I'm trying to learn how to find supremum and infimum of a given set as this is essential in my further studying. Here's a problem I want to tackle:
$A=\{\frac{n-k}{n+k}:n,k\in\Bbb{N}\}.$ Find $\sup(A), \inf(A)$.
How to approach such a problem? Any hints? I kinda suspect that $\sup(A)$ will be near 1, but I don't know how to prove it formally and this is really important for me. As for $\inf(A)$ I think -1 might be a good candidate.
PS I can't use derivatives yet, I only learned the definitions of $\sup$ and $\inf$ and I'm allowed to use them in order to prove suspected bounds.
You have come up with good candidates for the supremum and the infimum. The strategy of proof is this. Let the candidate for the supremum be $s$. You first show that $s$ is an upper bound for the set. Then you pick an arbitrary $\epsilon \gt 0$ and show that there exists an element $a \in A$ such that $s \lt a$. For example,
$ \frac{n - k}{n + k} \lt 1$ and hence $1$ is an upper bound for $A$. Let $\epsilon $ be arbitrary. Fix $k$. You can pick $n \in \Bbb N$ such that $\frac{2k}{n + k} \lt \epsilon $. Then, $1 - \epsilon \lt 1 - \frac{2k}{n + k} = \frac{n - k}{n + k} $ and you are done.
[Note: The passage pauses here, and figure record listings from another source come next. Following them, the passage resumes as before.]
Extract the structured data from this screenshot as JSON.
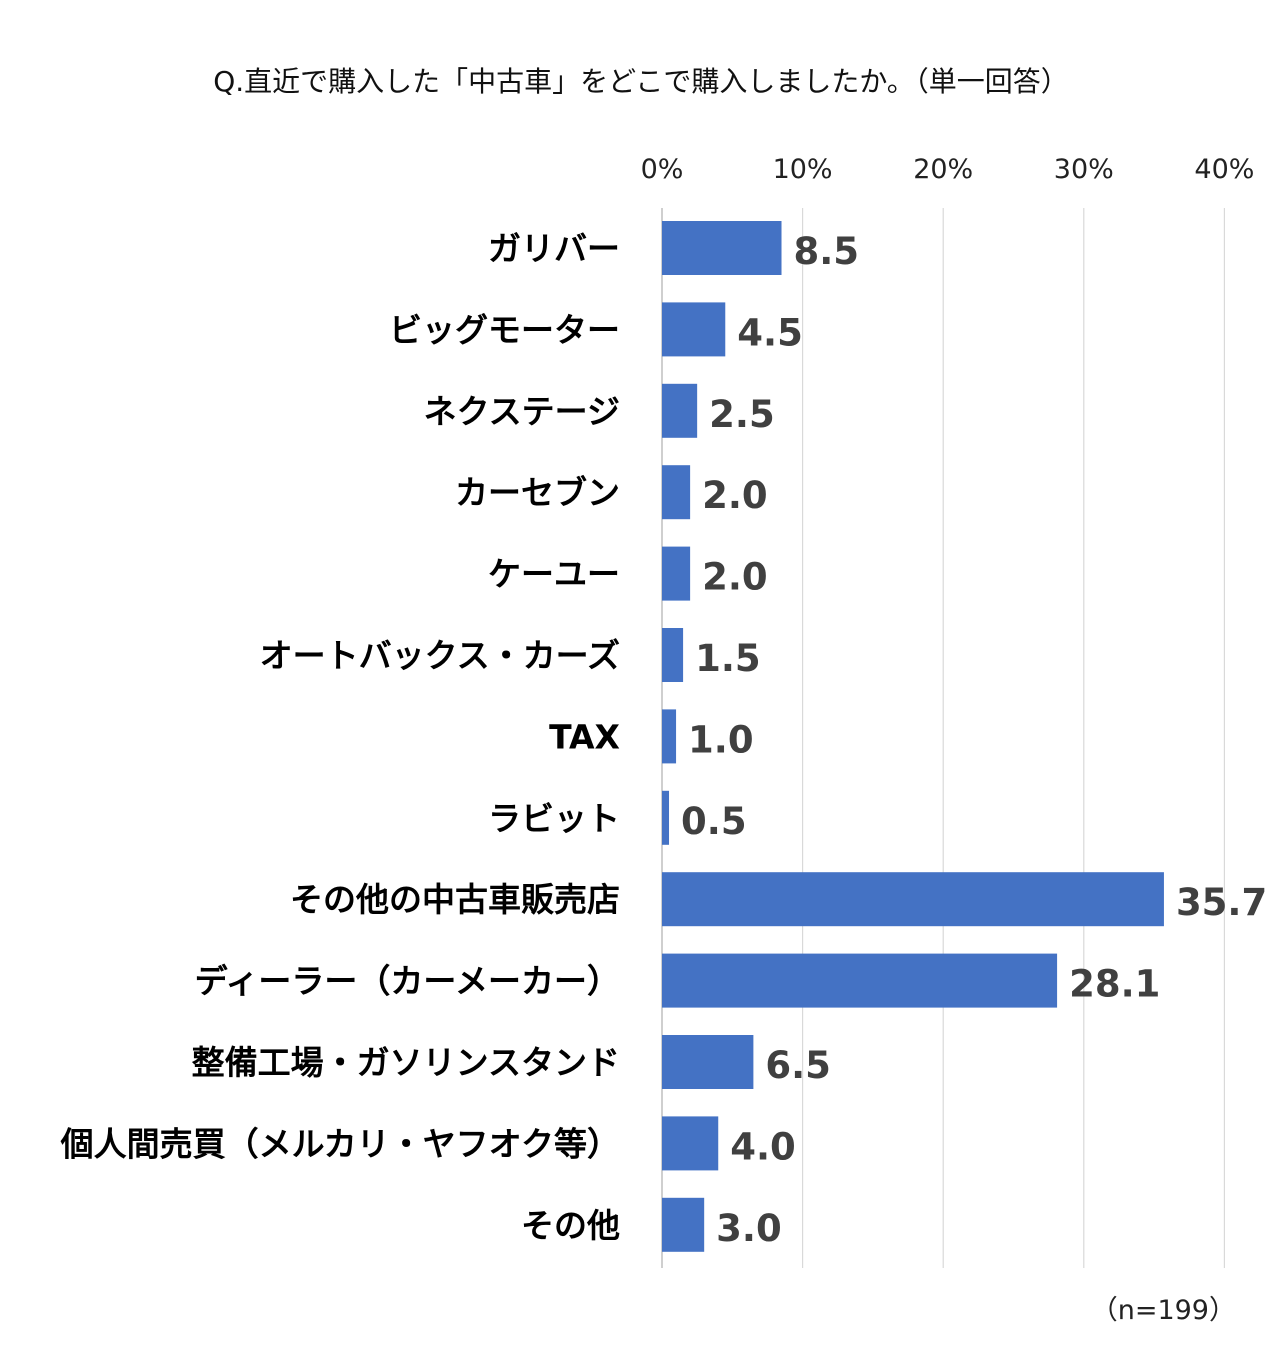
{
  "chart_data": {
    "type": "bar",
    "orientation": "horizontal",
    "title": "Q.直近で購入した「中古車」をどこで購入しましたか。（単一回答）",
    "categories": [
      "ガリバー",
      "ビッグモーター",
      "ネクステージ",
      "カーセブン",
      "ケーユー",
      "オートバックス・カーズ",
      "TAX",
      "ラビット",
      "その他の中古車販売店",
      "ディーラー（カーメーカー）",
      "整備工場・ガソリンスタンド",
      "個人間売買（メルカリ・ヤフオク等）",
      "その他"
    ],
    "values": [
      8.5,
      4.5,
      2.5,
      2.0,
      2.0,
      1.5,
      1.0,
      0.5,
      35.7,
      28.1,
      6.5,
      4.0,
      3.0
    ],
    "value_labels": [
      "8.5",
      "4.5",
      "2.5",
      "2.0",
      "2.0",
      "1.5",
      "1.0",
      "0.5",
      "35.7",
      "28.1",
      "6.5",
      "4.0",
      "3.0"
    ],
    "x_ticks": [
      "0%",
      "10%",
      "20%",
      "30%",
      "40%"
    ],
    "xlim": [
      0,
      40
    ],
    "x_axis_position": "top",
    "grid": true,
    "legend": "none",
    "note": "（n=199）",
    "colors": {
      "bar": "#4472C4",
      "grid": "#D9D9D9",
      "value_label": "#404040"
    }
  }
}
For the infimum, you need to show that your candidate $d$ is a lower bound for the set and then if you pick a point which is at an arbitrarily small distance to the right of $d$ on the line, there is an element $a' \in A$ which is less than that point.
First, you can note that $ \frac{|n - k|}{|n + k|} = \frac{|n - k|}{n + k} \lt 1 $ and hence by definition, $-1$ is a lower bound for the set $A$. Now as before let $\epsilon \gt 0$ be arbitrary. We need to show there exists an element $a' \in A$ such that $a' \lt -1 + \epsilon $. Again pick $ \frac{2k}{n + k} \lt \epsilon $ as before which can be done since $n$ can be made arbitrarily large and you will be done.